Una settimana, quella appena trascorsa, particolarmente densa di avvenimenti internazionali, nei quali l’Italia ha faticato a destreggiarsi.
L’annuale Assemblea Generale delle Nazioni Unite forniva alla nostra Primo Ministro l’occasione per affermare urbi et orbi la specifica identità del proprio governo, asseritamente innovativo. Ha invece deciso di calare la carta maestra di cui ritiene di disporre, quella migratoria, sorretta da un fantomatico ‘piano Mattei’. Disertando il dibattito sull’Ucraina in Consiglio di Sicurezza, disdegnando il ricevimento, strumento diplomatico per eccellenza, offerto da Biden, si è auto-esclusa dal più ampio consesso internazionale.
Il Presidente della Repubblica, ricevendo il collega tedesco, ha poi tentato di darle una mano nel sostenere che il Trattato di Dublino è ormai ‘paleolitico’. (Affermazione veritiera soltanto nella misura in cui si tratta di un accordo rivolto a disciplinare l’arrivo di singoli rifugiati e richiedenti asilo politico, non le masse di diseredati alle quali siamo ormai quotidianamente confrontati.)

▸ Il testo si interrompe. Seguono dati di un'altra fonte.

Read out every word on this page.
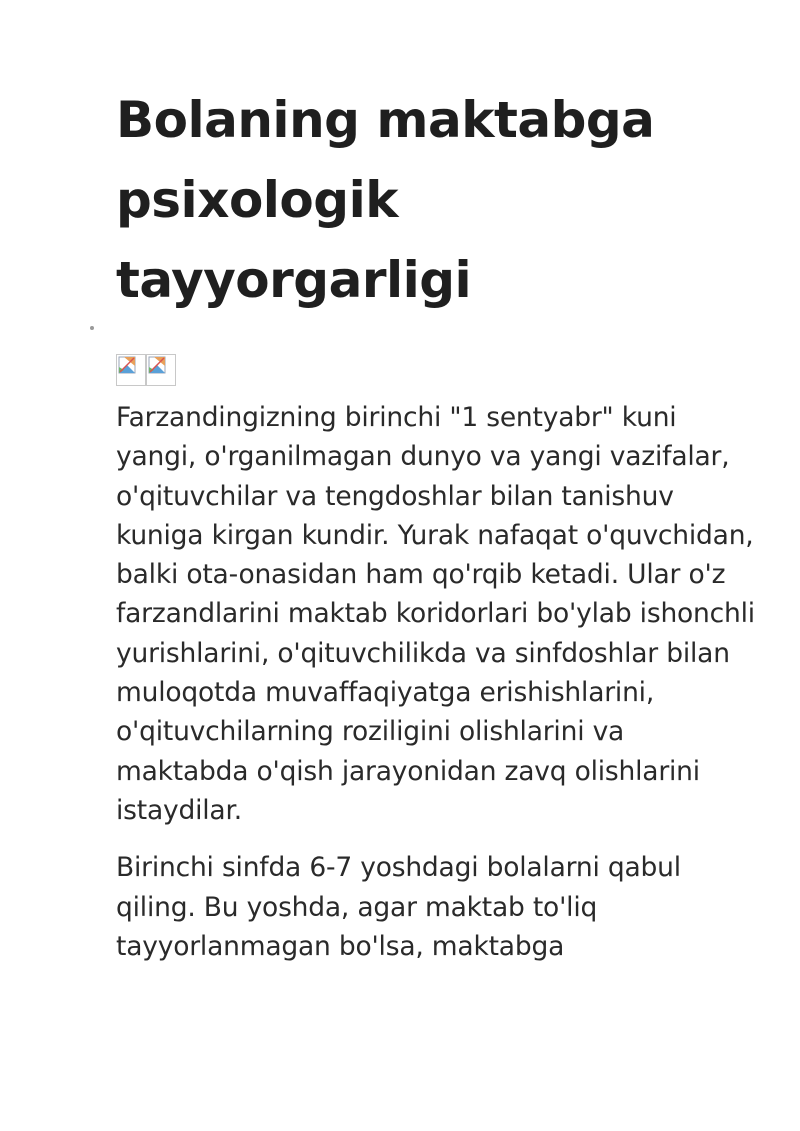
Bolaning maktabga psixologik tayyorgarligi

Farzandingizning birinchi "1 sentyabr" kuni yangi, o'rganilmagan dunyo va yangi vazifalar, o'qituvchilar va tengdoshlar bilan tanishuv kuniga kirgan kundir. Yurak nafaqat o'quvchidan, balki ota-onasidan ham qo'rqib ketadi. Ular o'z farzandlarini maktab koridorlari bo'ylab ishonchli yurishlarini, o'qituvchilikda va sinfdoshlar bilan muloqotda muvaffaqiyatga erishishlarini, o'qituvchilarning roziligini olishlarini va maktabda o'qish jarayonidan zavq olishlarini istaydilar.

Birinchi sinfda 6-7 yoshdagi bolalarni qabul qiling. Bu yoshda, agar maktab to'liq tayyorlanmagan bo'lsa, maktabga
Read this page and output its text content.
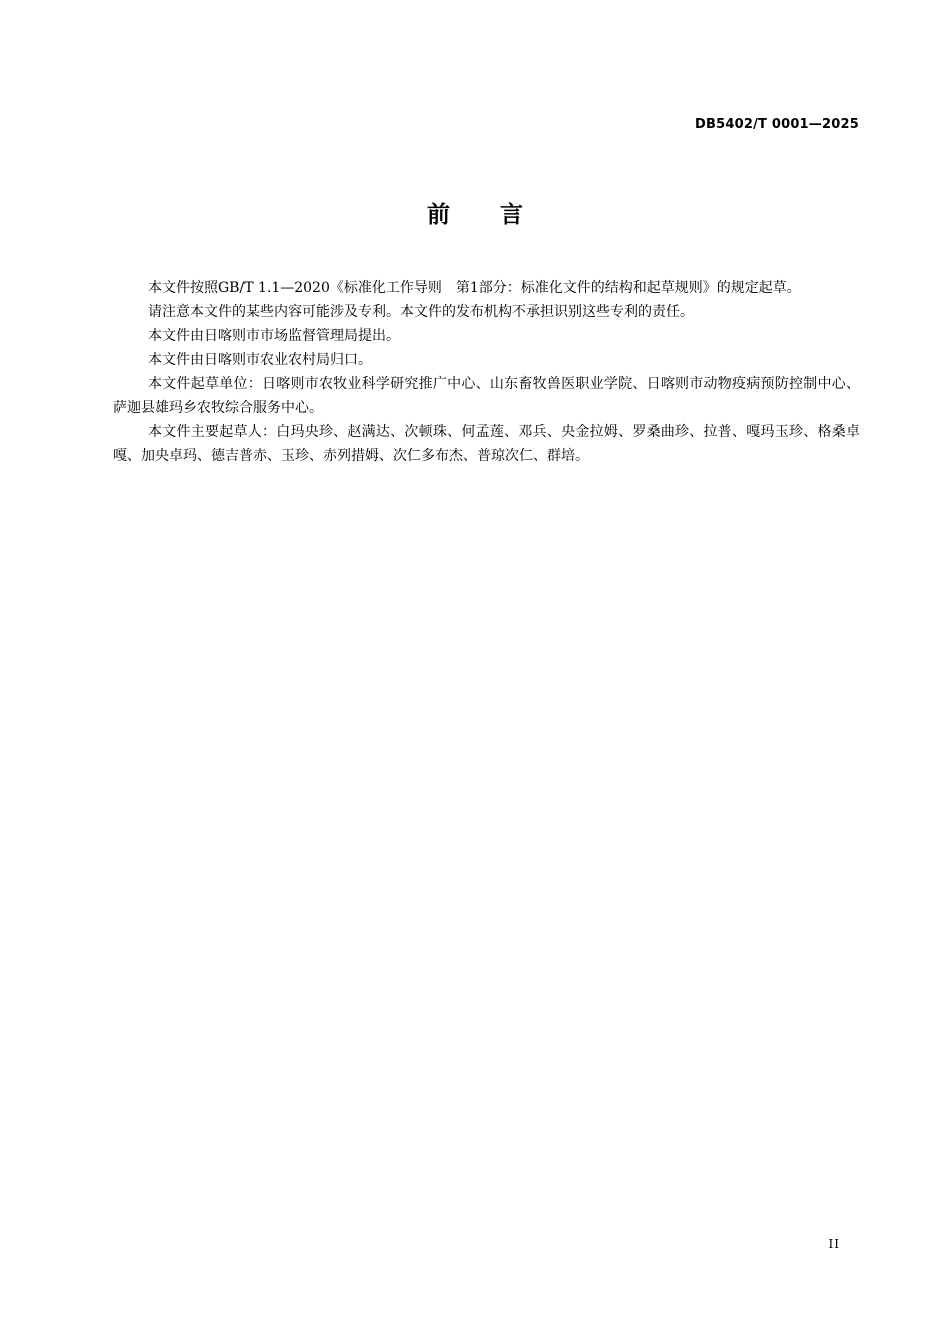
DB5402/T 0001—2025
前 言

本文件按照GB/T 1.1—2020《标准化工作导则　第1部分：标准化文件的结构和起草规则》的规定起草。

请注意本文件的某些内容可能涉及专利。本文件的发布机构不承担识别这些专利的责任。

本文件由日喀则市市场监督管理局提出。

本文件由日喀则市农业农村局归口。

本文件起草单位：日喀则市农牧业科学研究推广中心、山东畜牧兽医职业学院、日喀则市动物疫病预防控制中心、萨迦县雄玛乡农牧综合服务中心。

本文件主要起草人：白玛央珍、赵满达、次顿珠、何孟莲、邓兵、央金拉姆、罗桑曲珍、拉普、嘎玛玉珍、格桑卓嘎、加央卓玛、德吉普赤、玉珍、赤列措姆、次仁多布杰、普琼次仁、群培。

II
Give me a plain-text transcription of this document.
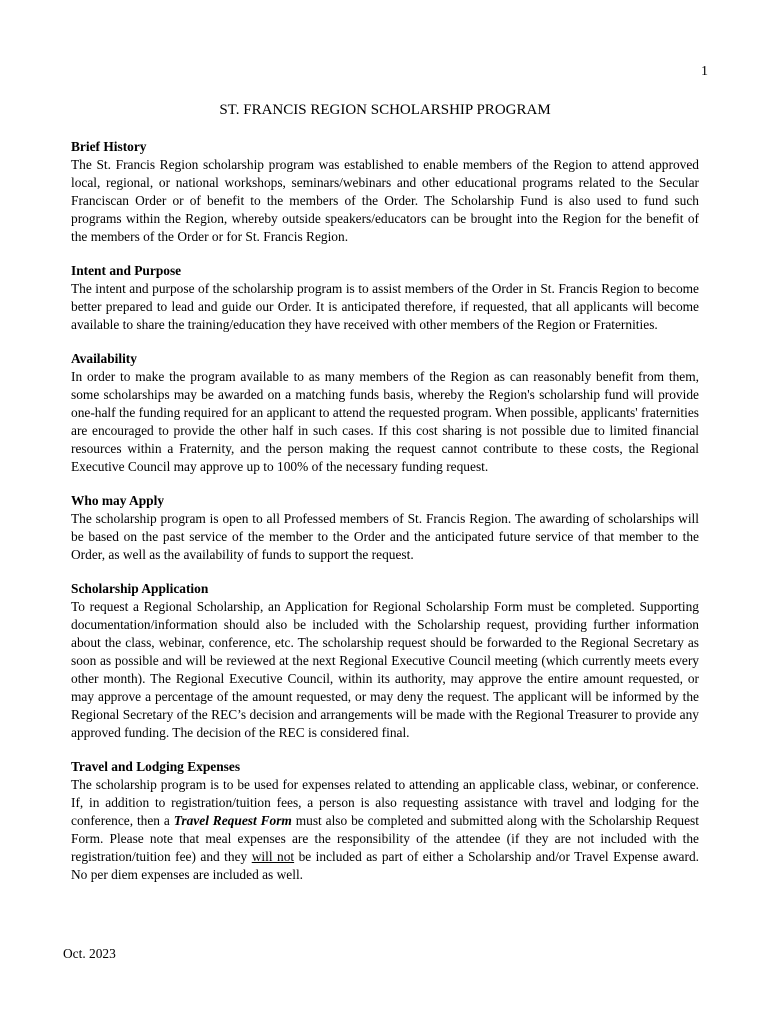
1
ST. FRANCIS REGION SCHOLARSHIP PROGRAM
Brief History

The St. Francis Region scholarship program was established to enable members of the Region to attend approved local, regional, or national workshops, seminars/webinars and other educational programs related to the Secular Franciscan Order or of benefit to the members of the Order. The Scholarship Fund is also used to fund such programs within the Region, whereby outside speakers/educators can be brought into the Region for the benefit of the members of the Order or for St. Francis Region.

Intent and Purpose

The intent and purpose of the scholarship program is to assist members of the Order in St. Francis Region to become better prepared to lead and guide our Order. It is anticipated therefore, if requested, that all applicants will become available to share the training/education they have received with other members of the Region or Fraternities.

Availability

In order to make the program available to as many members of the Region as can reasonably benefit from them, some scholarships may be awarded on a matching funds basis, whereby the Region's scholarship fund will provide one-half the funding required for an applicant to attend the requested program. When possible, applicants' fraternities are encouraged to provide the other half in such cases. If this cost sharing is not possible due to limited financial resources within a Fraternity, and the person making the request cannot contribute to these costs, the Regional Executive Council may approve up to 100% of the necessary funding request.

Who may Apply

The scholarship program is open to all Professed members of St. Francis Region. The awarding of scholarships will be based on the past service of the member to the Order and the anticipated future service of that member to the Order, as well as the availability of funds to support the request.

Scholarship Application

To request a Regional Scholarship, an Application for Regional Scholarship Form must be completed. Supporting documentation/information should also be included with the Scholarship request, providing further information about the class, webinar, conference, etc. The scholarship request should be forwarded to the Regional Secretary as soon as possible and will be reviewed at the next Regional Executive Council meeting (which currently meets every other month). The Regional Executive Council, within its authority, may approve the entire amount requested, or may approve a percentage of the amount requested, or may deny the request. The applicant will be informed by the Regional Secretary of the REC’s decision and arrangements will be made with the Regional Treasurer to provide any approved funding. The decision of the REC is considered final.

Travel and Lodging Expenses

The scholarship program is to be used for expenses related to attending an applicable class, webinar, or conference. If, in addition to registration/tuition fees, a person is also requesting assistance with travel and lodging for the conference, then a Travel Request Form must also be completed and submitted along with the Scholarship Request Form. Please note that meal expenses are the responsibility of the attendee (if they are not included with the registration/tuition fee) and they will not be included as part of either a Scholarship and/or Travel Expense award. No per diem expenses are included as well.

Oct. 2023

Il giorno seguente, inspiegabilmente, abbiamo innescato una polemica con Berlino, per i suoi finanziamenti alla nostra San Egidio, oltre che alle ong. Proprio mentre Parigi ci tendeva la mano.
Verso Bruxelles, il nostro Primo Ministro ostenta un astratto pragmatismo: “non ho mai creduto che una buona politica estera consista nel prendere il tè con Francia e Germania. Le alleanze in Europa sono per definizione variabili, si fanno di volta in volta sui dossier. Ciò che conta è la capacità di dialogare con tutti… sapendo su ogni questione quali possono essere i nostri interlocutori privilegiati”.
Sulla questione ucraina, stiamo perdendo il contatto con la pattuglia di testa: le inchieste demoscopiche registrano i sintomi di stanchezza, di crescente indifferenza, particolarmente evidenti nella nostra opinione pubblica, estranea alle questioni internazionali che maggiormente pesano sul nostro futuro.
Rimaniamo quindi succubi, non compartecipi, degli avvenimenti che ci circondano. A scapito della nostra credibilità in un mondo in evoluzione, che non può più attardarsi per nessuno.